= Hadran (organization) =

Hadran is a Jewish women's Talmud study organization based in Jerusalem. The organization is the organizer of the Women's Siyum HaShas, a celebration which marks the seven-year daily study schedule of the Babylonian Talmud known as Daf Yomi.

== Overview ==
Hadran was founded in 2018 by a group of Israelis who had studied the Talmud together according to the Daf Yomi ("daily page") schedule. The co-founders of the group are Rabbanit Michelle Cohen Farber and Shoshana Baker. The purpose of the organization is to make the study of Talmud accessible to Jewish women at all levels of education. The group has produced various resources to support and enhance personal and group study. The organization also aims to advance the status of women in the world of Talmud, as in Jewish history, Talmud was predominantly studied by Jewish men.

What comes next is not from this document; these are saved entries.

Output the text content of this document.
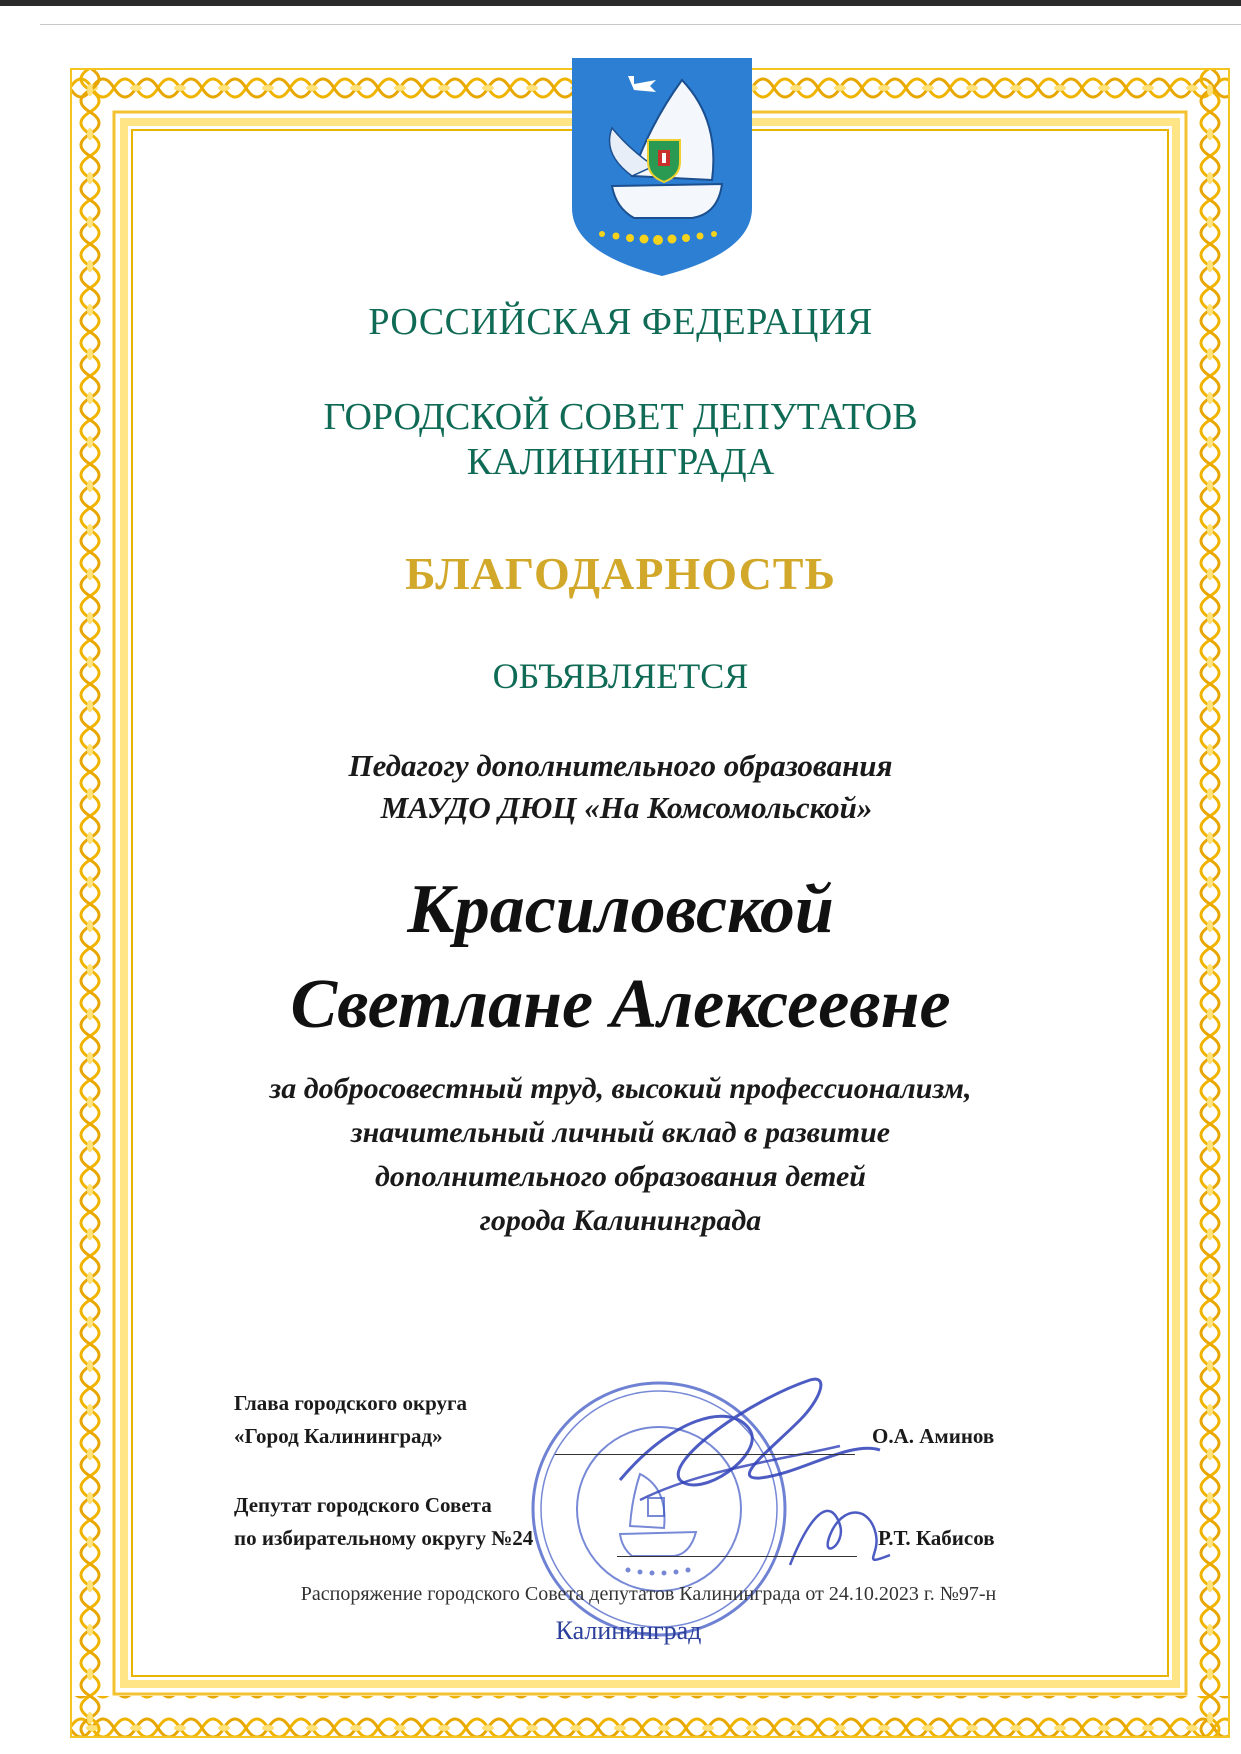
РОССИЙСКАЯ ФЕДЕРАЦИЯ

ГОРОДСКОЙ СОВЕТ ДЕПУТАТОВ

КАЛИНИНГРАДА

БЛАГОДАРНОСТЬ

ОБЪЯВЛЯЕТСЯ

Педагогу дополнительного образования

МАУДО ДЮЦ «На Комсомольской»

Красиловской

Светлане Алексеевне

за добросовестный труд, высокий профессионализм,

значительный личный вклад в развитие

дополнительного образования детей

города Калининграда

Глава городского округа

«Город Калининград»	О.А. Аминов

Депутат городского Совета

по избирательному округу №24	Р.Т. Кабисов

Распоряжение городского Совета депутатов Калининграда от 24.10.2023 г. №97-н

Калининград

===Women's Siyum HaShas===
In 2020, the organization hosted the first women's celebration marking the completion of the traditional seven-year cycle of Talmud study, an event which was attended by over 3,000 Jewish women. The celebration, which is known as a Siyum HaShas, took place in Jerusalem and included participants the United States, Canada, the United Kingdom and Australia. The study of the Talmud promoted by Hadran follows a daily schedule of study instituted in 1923 for Jewish men, by which, a double-sided folio is studied each day for 7.5 years.